Journal of a Lockdown, 24 March 2020
In my neighborhood I am well-acquainted with the barangay office’s public address system. Every night at 9:30 or so the barangay captain or their representative reminds everyone of the 10pm curfew for kids 17 and below. If any kids are caught on the street after 10, their parents will be penalized. There are periodic reminders about drinking outside, smoking in public, and illegal parking. I am reminded of those megaphone-toting traffic policemen in the late 80s, who gleefully insulted the pedestrians who were jaywalking or crossing the street while the lights were green. On one hand it’s unseemly to treat adults like children; on the other hand shaming works, for the ordinary people (hampas-lupa) anyway. Privilege, we are constantly reminded, inoculates the powerful against shame.

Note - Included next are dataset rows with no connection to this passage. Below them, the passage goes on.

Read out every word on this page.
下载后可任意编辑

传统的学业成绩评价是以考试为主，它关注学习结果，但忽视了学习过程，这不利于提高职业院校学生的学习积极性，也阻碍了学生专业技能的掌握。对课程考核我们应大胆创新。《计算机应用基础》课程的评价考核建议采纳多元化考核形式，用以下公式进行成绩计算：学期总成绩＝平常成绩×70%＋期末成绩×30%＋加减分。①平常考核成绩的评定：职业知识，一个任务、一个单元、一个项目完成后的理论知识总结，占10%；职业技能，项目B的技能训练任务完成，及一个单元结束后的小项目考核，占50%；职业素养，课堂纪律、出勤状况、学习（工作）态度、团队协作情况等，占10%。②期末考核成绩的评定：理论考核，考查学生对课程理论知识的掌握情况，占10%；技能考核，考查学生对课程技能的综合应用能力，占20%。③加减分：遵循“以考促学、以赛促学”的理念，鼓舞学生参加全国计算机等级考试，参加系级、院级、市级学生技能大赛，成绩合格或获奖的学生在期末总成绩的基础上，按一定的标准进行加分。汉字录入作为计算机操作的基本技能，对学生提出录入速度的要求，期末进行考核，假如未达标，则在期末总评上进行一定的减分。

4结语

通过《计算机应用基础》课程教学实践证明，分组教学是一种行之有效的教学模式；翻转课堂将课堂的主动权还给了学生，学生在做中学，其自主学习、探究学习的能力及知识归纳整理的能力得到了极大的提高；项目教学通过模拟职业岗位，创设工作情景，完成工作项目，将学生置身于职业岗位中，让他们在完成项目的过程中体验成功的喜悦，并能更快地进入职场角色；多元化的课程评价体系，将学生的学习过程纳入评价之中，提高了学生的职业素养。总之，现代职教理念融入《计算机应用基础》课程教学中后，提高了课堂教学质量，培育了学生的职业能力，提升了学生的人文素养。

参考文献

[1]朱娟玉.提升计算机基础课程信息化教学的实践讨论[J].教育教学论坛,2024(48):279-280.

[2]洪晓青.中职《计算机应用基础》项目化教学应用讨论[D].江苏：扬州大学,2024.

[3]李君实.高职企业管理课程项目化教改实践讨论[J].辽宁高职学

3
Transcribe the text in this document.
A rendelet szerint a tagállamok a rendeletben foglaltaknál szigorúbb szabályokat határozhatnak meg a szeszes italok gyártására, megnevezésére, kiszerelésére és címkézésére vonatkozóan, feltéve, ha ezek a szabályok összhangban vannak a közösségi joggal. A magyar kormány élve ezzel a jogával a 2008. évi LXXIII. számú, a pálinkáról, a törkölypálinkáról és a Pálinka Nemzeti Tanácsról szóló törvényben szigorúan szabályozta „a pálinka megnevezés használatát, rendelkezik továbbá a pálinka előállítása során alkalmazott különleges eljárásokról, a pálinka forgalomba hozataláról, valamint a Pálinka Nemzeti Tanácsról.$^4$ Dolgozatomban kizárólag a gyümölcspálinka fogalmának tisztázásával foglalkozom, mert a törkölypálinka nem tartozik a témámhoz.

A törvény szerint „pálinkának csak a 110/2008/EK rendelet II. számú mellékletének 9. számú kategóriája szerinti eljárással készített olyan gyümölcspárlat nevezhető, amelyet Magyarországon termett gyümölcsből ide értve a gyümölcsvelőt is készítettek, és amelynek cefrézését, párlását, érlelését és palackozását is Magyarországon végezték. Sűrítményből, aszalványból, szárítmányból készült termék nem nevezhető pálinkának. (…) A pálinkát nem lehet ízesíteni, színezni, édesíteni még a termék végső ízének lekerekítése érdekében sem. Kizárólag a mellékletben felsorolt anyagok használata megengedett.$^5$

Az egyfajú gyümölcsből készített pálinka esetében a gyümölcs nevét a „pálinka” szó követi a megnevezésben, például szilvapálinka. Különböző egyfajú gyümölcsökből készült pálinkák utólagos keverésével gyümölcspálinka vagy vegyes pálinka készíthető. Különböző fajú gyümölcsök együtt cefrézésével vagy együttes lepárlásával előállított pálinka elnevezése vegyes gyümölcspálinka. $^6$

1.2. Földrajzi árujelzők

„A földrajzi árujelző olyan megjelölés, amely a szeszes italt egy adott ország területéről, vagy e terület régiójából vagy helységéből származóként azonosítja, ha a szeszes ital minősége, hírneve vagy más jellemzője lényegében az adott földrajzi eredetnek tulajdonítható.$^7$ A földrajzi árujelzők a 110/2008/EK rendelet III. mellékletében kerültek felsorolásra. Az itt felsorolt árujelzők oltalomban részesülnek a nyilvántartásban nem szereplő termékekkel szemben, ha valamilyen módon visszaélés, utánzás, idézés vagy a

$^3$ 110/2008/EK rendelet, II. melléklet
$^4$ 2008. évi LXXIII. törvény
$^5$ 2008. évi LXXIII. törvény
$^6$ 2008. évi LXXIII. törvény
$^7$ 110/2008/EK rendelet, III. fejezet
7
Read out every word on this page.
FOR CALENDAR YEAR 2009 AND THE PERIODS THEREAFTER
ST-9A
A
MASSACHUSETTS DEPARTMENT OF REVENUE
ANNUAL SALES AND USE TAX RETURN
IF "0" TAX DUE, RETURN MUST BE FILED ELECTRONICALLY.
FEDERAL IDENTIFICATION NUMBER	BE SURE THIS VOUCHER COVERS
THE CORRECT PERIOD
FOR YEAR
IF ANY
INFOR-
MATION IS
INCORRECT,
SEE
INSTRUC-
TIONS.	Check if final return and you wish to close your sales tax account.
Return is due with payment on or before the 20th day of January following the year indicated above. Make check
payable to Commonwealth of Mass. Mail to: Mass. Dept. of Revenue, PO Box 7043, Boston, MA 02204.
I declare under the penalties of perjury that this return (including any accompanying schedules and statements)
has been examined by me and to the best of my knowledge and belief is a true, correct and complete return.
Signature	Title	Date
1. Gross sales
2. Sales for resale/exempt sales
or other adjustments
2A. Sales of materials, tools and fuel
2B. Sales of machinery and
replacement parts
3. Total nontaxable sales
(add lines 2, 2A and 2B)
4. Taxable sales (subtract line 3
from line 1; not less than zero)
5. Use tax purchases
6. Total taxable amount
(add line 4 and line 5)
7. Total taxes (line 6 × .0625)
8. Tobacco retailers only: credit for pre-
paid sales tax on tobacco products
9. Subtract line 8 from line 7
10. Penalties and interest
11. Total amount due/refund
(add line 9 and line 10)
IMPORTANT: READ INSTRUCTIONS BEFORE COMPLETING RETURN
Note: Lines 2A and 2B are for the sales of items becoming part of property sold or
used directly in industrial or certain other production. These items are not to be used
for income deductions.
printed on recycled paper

When lockdown began, the public announcements turned into entreaties to please stay inside your houses, please don’t let your children play on the street, please don’t block the road so the truck can pass, please don’t come to the barangay office we’ll come to you. The voices grow testier and testier, but so far no one has had a public freakout like those Italian mayors, whose operatic threats preserved on YouTube bring me so much joy (I grieve for Italy, but envy them their mayors from Fellini movies). “I will send the police to your party…with flamethrowers.” “This is not I Am Legend and you are not Will Smith.” “What the fuck do you need the hairdresser for? Who the fuck is even going to see you when the casket will be closed?” I find the messages from the barangay office echoing in our once-noisy streets quite comforting. I feel like someone’s in charge.
Another day in quarantine, another villain emerges: there are reports of health workers, our brave frontliners, being evicted by their landlords for fear of contagion. A valid fear, I have to admit—would you allow someone in your building who can infect you by touching the banister or coughing in the elevator? Our frontliners deserve better, and in these times we must stick together, but only metaphorically. My neurologist tells me that at St Luke’s QC the chapel has been converted into an extension ER for non-Covid 19 patients. He pointed out that the Catholic Church has room. And hospitals.
Now the Church is busy praying for its flock and feeding the poor, but perhaps they could allow their houses of worship, empty during this lockdown, to be used as temporary housing and facilities for the frontliners? And maybe San Juan de Dios and other Church-run hospitals could install Covid-19 testing equipment? If there ever was a “No room at the inn” situation, this is it.
I am guessing that domestic violence and mental health issues have intensified under lockdown. (And has anyone checked on the situation of the people who own the term, the prisoners in our jails?) My friend lives in a large house with her bipolar/schizophrenic aunt and a maid. The aunt is not violent, but she is unstable even while heavily-medicated. Her two grown children have families of their own; in the Filipino tradition her care has been assigned to the niece who is single. The logic being: Since you have chosen freedom from marriage and children, you have the time to look after a relative.
The schizophrenic aunt has killed two of my friend’s cats. She had an appointment with her psychiatrist this week, which was cancelled by the quarantine. Now she endangers the sanity of my friend. Tonight she lay on the kitchen floor demanding that her children be summoned to take her away from there. Even if they could get through the checkpoints, they don’t want to. My friend, being accustomed to these bursts of melodrama, paid her no mind. Eventually the aunt stopped and went to her room.
Another day in lockdown, twenty (please, no more than that) to go.